The obvious question here seems whether ending this assignability would break much in practice. Seems worth finding out.

Then again though, in other areas like implicit JS casts like Number -> String TS's stance appears to have been that explicit conversions beat implicit magic, and I suppose it might not be unreasonable to extend that reasoning to this tuple case as well.

KiaraGrouwstra commented 7 years ago

I've just opened a WIP PR based on the explicit length idea at #17765. I think I'm half-way, but feel a bit stuck about how to properly get the tuples to derive from this interface; input welcome.

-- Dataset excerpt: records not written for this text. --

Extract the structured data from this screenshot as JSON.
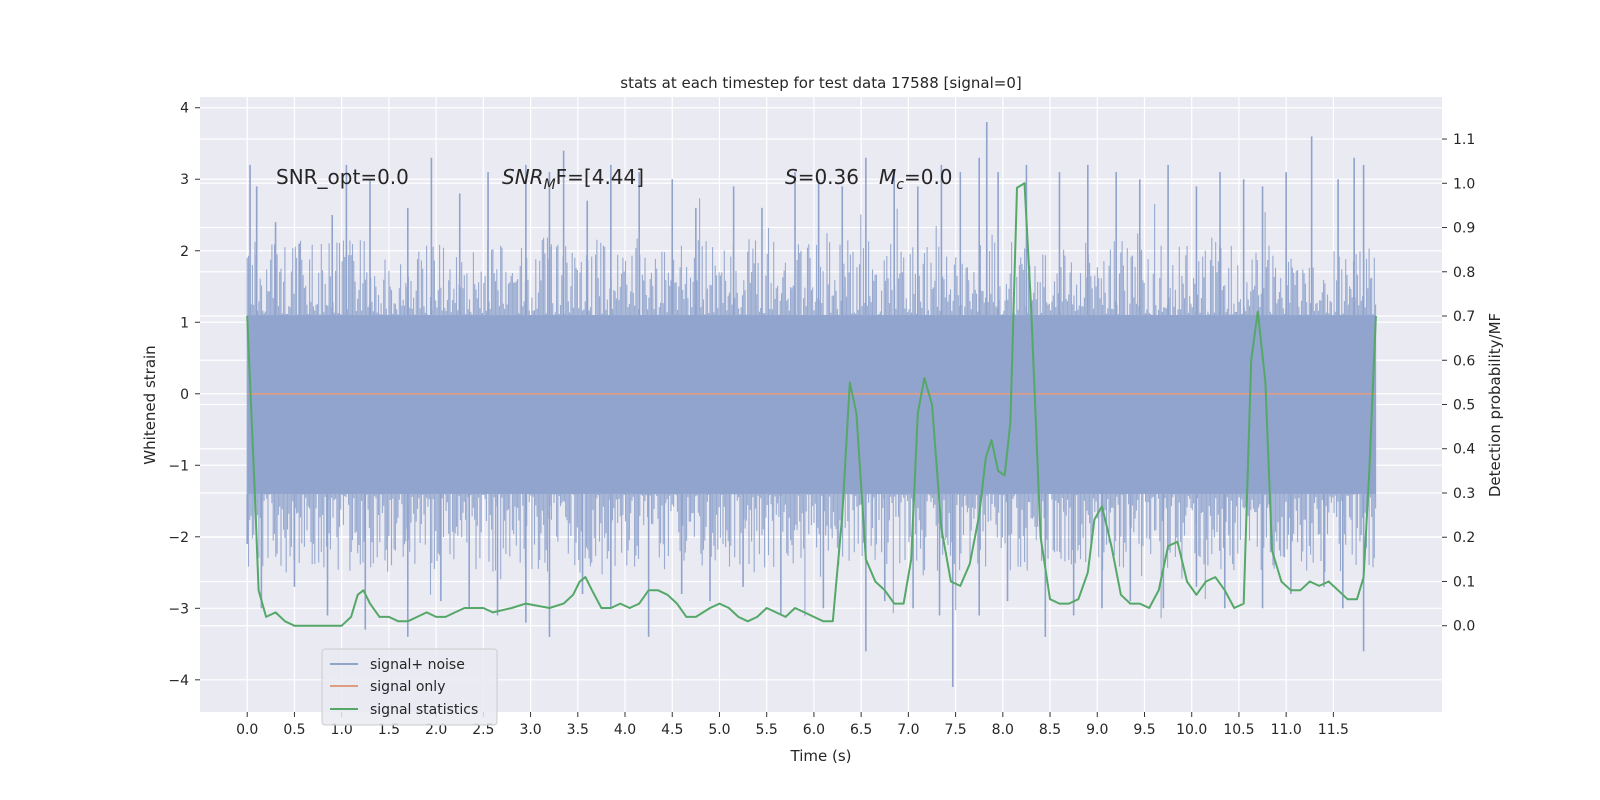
{
  "chart_data": {
    "type": "line",
    "title": "stats at each timestep for test data 17588 [signal=0]",
    "xlabel": "Time (s)",
    "ylabel_left": "Whitened strain",
    "ylabel_right": "Detection probability/MF",
    "xlim": [
      -0.5,
      12.65
    ],
    "ylim_left": [
      -4.45,
      4.15
    ],
    "ylim_right": [
      -0.195,
      1.195
    ],
    "x_ticks": [
      0.0,
      0.5,
      1.0,
      1.5,
      2.0,
      2.5,
      3.0,
      3.5,
      4.0,
      4.5,
      5.0,
      5.5,
      6.0,
      6.5,
      7.0,
      7.5,
      8.0,
      8.5,
      9.0,
      9.5,
      10.0,
      10.5,
      11.0,
      11.5
    ],
    "y_ticks_left": [
      -4,
      -3,
      -2,
      -1,
      0,
      1,
      2,
      3,
      4
    ],
    "y_ticks_right": [
      0.0,
      0.1,
      0.2,
      0.3,
      0.4,
      0.5,
      0.6,
      0.7,
      0.8,
      0.9,
      1.0,
      1.1
    ],
    "grid": true,
    "legend_position": "lower-left",
    "annotations": {
      "snr_opt": "SNR_opt=0.0",
      "snr_mf_sym": "SNR",
      "snr_mf_sub": "M",
      "snr_mf_rest": "F=[4.44]",
      "s_sym": "S",
      "s_rest": "=0.36",
      "mc_sym": "M",
      "mc_sub": "c",
      "mc_rest": "=0.0"
    },
    "series": [
      {
        "name": "signal+ noise",
        "axis": "left",
        "color": "#8fa3cc",
        "core_band": [
          -1.4,
          1.1
        ],
        "t_range": [
          0.0,
          11.95
        ],
        "spikes_up": [
          [
            0.03,
            3.2
          ],
          [
            0.1,
            2.9
          ],
          [
            0.3,
            2.4
          ],
          [
            0.55,
            2.1
          ],
          [
            0.9,
            2.5
          ],
          [
            1.05,
            3.2
          ],
          [
            1.3,
            3.0
          ],
          [
            1.7,
            2.6
          ],
          [
            1.95,
            3.3
          ],
          [
            2.25,
            2.8
          ],
          [
            2.55,
            3.1
          ],
          [
            2.95,
            3.2
          ],
          [
            3.2,
            3.1
          ],
          [
            3.35,
            3.4
          ],
          [
            3.6,
            2.7
          ],
          [
            3.85,
            3.2
          ],
          [
            4.15,
            3.1
          ],
          [
            4.5,
            3.0
          ],
          [
            4.75,
            2.6
          ],
          [
            5.15,
            2.9
          ],
          [
            5.45,
            2.6
          ],
          [
            5.8,
            3.1
          ],
          [
            6.05,
            3.0
          ],
          [
            6.3,
            2.9
          ],
          [
            6.55,
            3.3
          ],
          [
            6.85,
            3.1
          ],
          [
            7.1,
            2.9
          ],
          [
            7.35,
            3.2
          ],
          [
            7.55,
            3.1
          ],
          [
            7.75,
            3.3
          ],
          [
            7.83,
            3.8
          ],
          [
            7.95,
            3.1
          ],
          [
            8.25,
            3.2
          ],
          [
            8.6,
            3.1
          ],
          [
            8.9,
            3.2
          ],
          [
            9.2,
            3.1
          ],
          [
            9.45,
            3.0
          ],
          [
            9.75,
            3.2
          ],
          [
            10.05,
            2.9
          ],
          [
            10.3,
            3.1
          ],
          [
            10.55,
            3.0
          ],
          [
            10.75,
            2.9
          ],
          [
            11.0,
            3.1
          ],
          [
            11.27,
            3.6
          ],
          [
            11.55,
            3.0
          ],
          [
            11.72,
            3.3
          ],
          [
            11.82,
            3.2
          ]
        ],
        "spikes_down": [
          [
            0.0,
            -2.1
          ],
          [
            0.15,
            -3.0
          ],
          [
            0.5,
            -2.7
          ],
          [
            0.85,
            -3.1
          ],
          [
            1.25,
            -3.3
          ],
          [
            1.7,
            -3.4
          ],
          [
            2.05,
            -2.9
          ],
          [
            2.35,
            -3.0
          ],
          [
            2.65,
            -3.1
          ],
          [
            2.95,
            -3.2
          ],
          [
            3.2,
            -3.4
          ],
          [
            3.55,
            -2.8
          ],
          [
            3.85,
            -3.0
          ],
          [
            4.25,
            -3.4
          ],
          [
            4.6,
            -2.8
          ],
          [
            4.9,
            -2.9
          ],
          [
            5.25,
            -2.7
          ],
          [
            5.65,
            -3.1
          ],
          [
            6.1,
            -3.0
          ],
          [
            6.55,
            -3.6
          ],
          [
            6.75,
            -2.9
          ],
          [
            7.05,
            -3.0
          ],
          [
            7.33,
            -3.1
          ],
          [
            7.47,
            -4.1
          ],
          [
            7.75,
            -3.1
          ],
          [
            8.05,
            -2.9
          ],
          [
            8.45,
            -3.4
          ],
          [
            8.75,
            -3.1
          ],
          [
            9.05,
            -3.0
          ],
          [
            9.35,
            -2.9
          ],
          [
            9.7,
            -3.0
          ],
          [
            10.05,
            -2.7
          ],
          [
            10.35,
            -3.0
          ],
          [
            10.75,
            -3.0
          ],
          [
            11.05,
            -2.8
          ],
          [
            11.4,
            -2.7
          ],
          [
            11.6,
            -3.0
          ],
          [
            11.82,
            -3.6
          ]
        ]
      },
      {
        "name": "signal only",
        "axis": "left",
        "color": "#dd9e84",
        "x": [
          0.0,
          11.95
        ],
        "y": [
          0.0,
          0.0
        ]
      },
      {
        "name": "signal statistics",
        "axis": "right",
        "color": "#55a868",
        "x": [
          0.0,
          0.08,
          0.12,
          0.2,
          0.3,
          0.4,
          0.5,
          0.6,
          0.8,
          1.0,
          1.1,
          1.17,
          1.23,
          1.3,
          1.4,
          1.5,
          1.6,
          1.7,
          1.8,
          1.9,
          2.0,
          2.1,
          2.2,
          2.3,
          2.4,
          2.5,
          2.6,
          2.8,
          2.95,
          3.2,
          3.35,
          3.45,
          3.52,
          3.58,
          3.65,
          3.75,
          3.85,
          3.95,
          4.05,
          4.15,
          4.25,
          4.35,
          4.45,
          4.55,
          4.65,
          4.75,
          4.9,
          5.0,
          5.1,
          5.2,
          5.3,
          5.4,
          5.5,
          5.6,
          5.7,
          5.8,
          5.9,
          6.0,
          6.1,
          6.2,
          6.3,
          6.38,
          6.45,
          6.55,
          6.65,
          6.75,
          6.85,
          6.95,
          7.03,
          7.1,
          7.17,
          7.25,
          7.35,
          7.45,
          7.55,
          7.65,
          7.75,
          7.82,
          7.88,
          7.95,
          8.02,
          8.08,
          8.15,
          8.23,
          8.3,
          8.4,
          8.5,
          8.6,
          8.7,
          8.8,
          8.9,
          8.97,
          9.05,
          9.15,
          9.25,
          9.35,
          9.45,
          9.55,
          9.65,
          9.75,
          9.85,
          9.95,
          10.05,
          10.15,
          10.25,
          10.35,
          10.45,
          10.55,
          10.63,
          10.7,
          10.78,
          10.85,
          10.95,
          11.05,
          11.15,
          11.25,
          11.35,
          11.45,
          11.55,
          11.65,
          11.75,
          11.82,
          11.88,
          11.95
        ],
        "y": [
          0.7,
          0.3,
          0.08,
          0.02,
          0.03,
          0.01,
          0.0,
          0.0,
          0.0,
          0.0,
          0.02,
          0.07,
          0.08,
          0.05,
          0.02,
          0.02,
          0.01,
          0.01,
          0.02,
          0.03,
          0.02,
          0.02,
          0.03,
          0.04,
          0.04,
          0.04,
          0.03,
          0.04,
          0.05,
          0.04,
          0.05,
          0.07,
          0.1,
          0.11,
          0.08,
          0.04,
          0.04,
          0.05,
          0.04,
          0.05,
          0.08,
          0.08,
          0.07,
          0.05,
          0.02,
          0.02,
          0.04,
          0.05,
          0.04,
          0.02,
          0.01,
          0.02,
          0.04,
          0.03,
          0.02,
          0.04,
          0.03,
          0.02,
          0.01,
          0.01,
          0.25,
          0.55,
          0.48,
          0.15,
          0.1,
          0.08,
          0.05,
          0.05,
          0.15,
          0.48,
          0.56,
          0.5,
          0.22,
          0.1,
          0.09,
          0.14,
          0.25,
          0.38,
          0.42,
          0.35,
          0.34,
          0.46,
          0.99,
          1.0,
          0.72,
          0.2,
          0.06,
          0.05,
          0.05,
          0.06,
          0.12,
          0.24,
          0.27,
          0.18,
          0.07,
          0.05,
          0.05,
          0.04,
          0.08,
          0.18,
          0.19,
          0.1,
          0.07,
          0.1,
          0.11,
          0.08,
          0.04,
          0.05,
          0.6,
          0.71,
          0.55,
          0.17,
          0.1,
          0.08,
          0.08,
          0.1,
          0.09,
          0.1,
          0.08,
          0.06,
          0.06,
          0.11,
          0.35,
          0.7
        ]
      }
    ]
  }
}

KiaraGrouwstra commented 7 years ago

Update: got it to work. Using a flag for those concerned about breaking change, so should be win-win.

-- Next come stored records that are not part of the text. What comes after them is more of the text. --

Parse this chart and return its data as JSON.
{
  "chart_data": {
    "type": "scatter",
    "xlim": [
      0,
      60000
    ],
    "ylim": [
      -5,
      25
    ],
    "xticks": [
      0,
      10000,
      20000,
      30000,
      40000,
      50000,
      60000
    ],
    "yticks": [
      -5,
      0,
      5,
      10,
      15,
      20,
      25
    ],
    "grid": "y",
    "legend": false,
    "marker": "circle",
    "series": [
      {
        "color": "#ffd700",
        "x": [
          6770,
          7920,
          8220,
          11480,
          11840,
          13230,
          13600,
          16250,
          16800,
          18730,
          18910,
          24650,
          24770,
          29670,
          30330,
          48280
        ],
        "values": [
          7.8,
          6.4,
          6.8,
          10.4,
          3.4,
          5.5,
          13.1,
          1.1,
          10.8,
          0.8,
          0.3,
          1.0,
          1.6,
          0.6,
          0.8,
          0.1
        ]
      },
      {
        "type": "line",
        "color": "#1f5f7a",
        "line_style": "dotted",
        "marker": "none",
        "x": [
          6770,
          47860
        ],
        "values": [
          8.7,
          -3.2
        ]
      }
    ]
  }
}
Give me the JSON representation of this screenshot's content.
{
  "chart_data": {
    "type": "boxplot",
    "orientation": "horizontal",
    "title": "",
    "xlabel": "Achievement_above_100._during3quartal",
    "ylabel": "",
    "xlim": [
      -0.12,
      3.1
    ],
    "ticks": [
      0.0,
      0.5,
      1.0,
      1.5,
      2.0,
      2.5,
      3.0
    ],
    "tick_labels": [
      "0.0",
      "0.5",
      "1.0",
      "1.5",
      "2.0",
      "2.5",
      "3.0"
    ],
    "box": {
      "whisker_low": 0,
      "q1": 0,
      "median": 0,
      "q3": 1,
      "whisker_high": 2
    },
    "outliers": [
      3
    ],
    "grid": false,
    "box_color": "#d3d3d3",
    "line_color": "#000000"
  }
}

mstn commented 6 years ago

@tycho01 I used your trick with length here and I was able to define a type for arrays of generic fixed size. It is a bit hacky, but it seems to work in some common use cases. I do not know if this application is known or if it can be reduced to your work without defining a new interface as I did.

KiaraGrouwstra commented 6 years ago

@mstn: I hadn't tried that -- I've no idea how your 0 workaround managed to beat the type widening issue! That said, it seems to work also as the simplified type FixedSizeArray<N extends number, T> = { 0: any, length: N } & ReadonlyArray<T>?

mstn commented 6 years ago

Yes, you are right. Actually, the default 0 for M yields nothing else but { 0: any }!

The trick works only for tuple and not for the corresponding objects. Moreover, it works only with 0 (or a sequence 0, 1, ...) and not with non "sequential" keys. It fails for tuple types, of course.

Is it a bug or a feature?

type A = { 0: any };

let a1: A = ['a', 'b']; // ok
let a2: A = { 0: 'a', 1: 'b' }; // error

type B = { 1: any };

let b1: B = ['a', 'b']; // error
let b2: B = { 0: 'a', 1: 'b' }; // error

type C = { 0: any, 1: any };

let c1: C = ['a', 'b', 'c']; // ok
let c2: C = { 0: 'a', 1: 'b', 2: 'c' }; // error

type D = [any];

let d1: D = ['a']; // ok
let d2: D = ['a', 'b']; // error
mstn commented 6 years ago

If we think in Javascript, an array is an object with sequential numerical keys. Hence, expressions like a1 or c1 are a sort of upcasting. The Typescript compiler is smart enough to understand it! So I think it should be a feature. What do you think?